A Log Stream with the same type, endpoints, and field values has been created on 2 tenants in different environments. One is successfully streaming logs, while the other is returning errors, most commonly a timeout.

HTTP request to <redacted-customer-endpoint> exceeded 5 seconds limit

• Log Streams
• IP
• Allowlist
• Private Cloud

Auth0 has a 5-second timeout for Log Stream delivery, which is hardcoded and cannot be changed. The Log Stream service may require Auth0 IPs to be allowlisted for the endpoint to be accessible, and the IPs may differ if the two tenants are in different environments/regions.

According to the Private Cloud tenants documentation, the IP addresses that must be allowed through the firewall are unique to the tenant’s environment.

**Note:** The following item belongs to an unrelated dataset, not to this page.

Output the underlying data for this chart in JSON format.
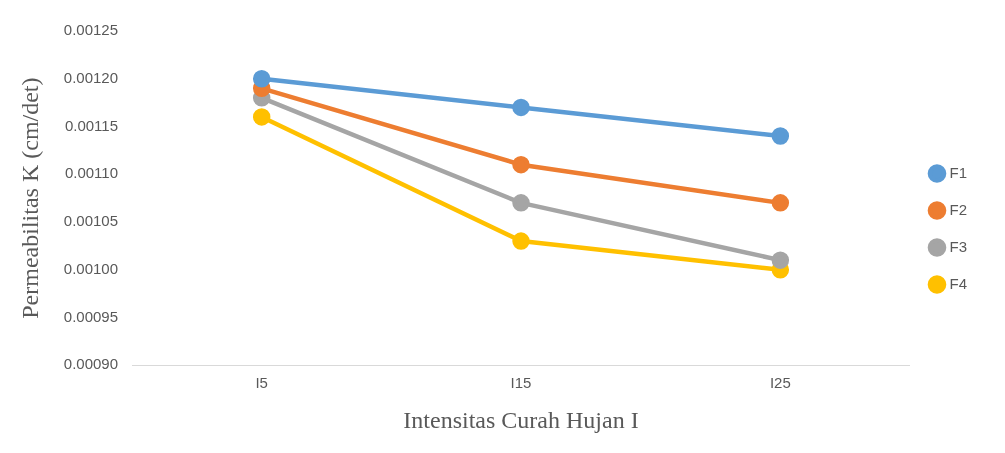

These IP addresses are known as "Primary Egress IPs" and are listed under the environment’s configuration data available in the Auth0 Support Center.

Public cloud tenants may also differ in IPs if they are in different regions. For these tenants, the list of IPs can be found by consulting the Auth0 IP Addresses for Allow Lists documentation.

If even after allowlisting the correct Auth0 IPs, timeouts still occur, it may be due to misconfigured firewalls that continue to block traffic they interpret as suspicious, or to network latency between Auth0 and the endpoint.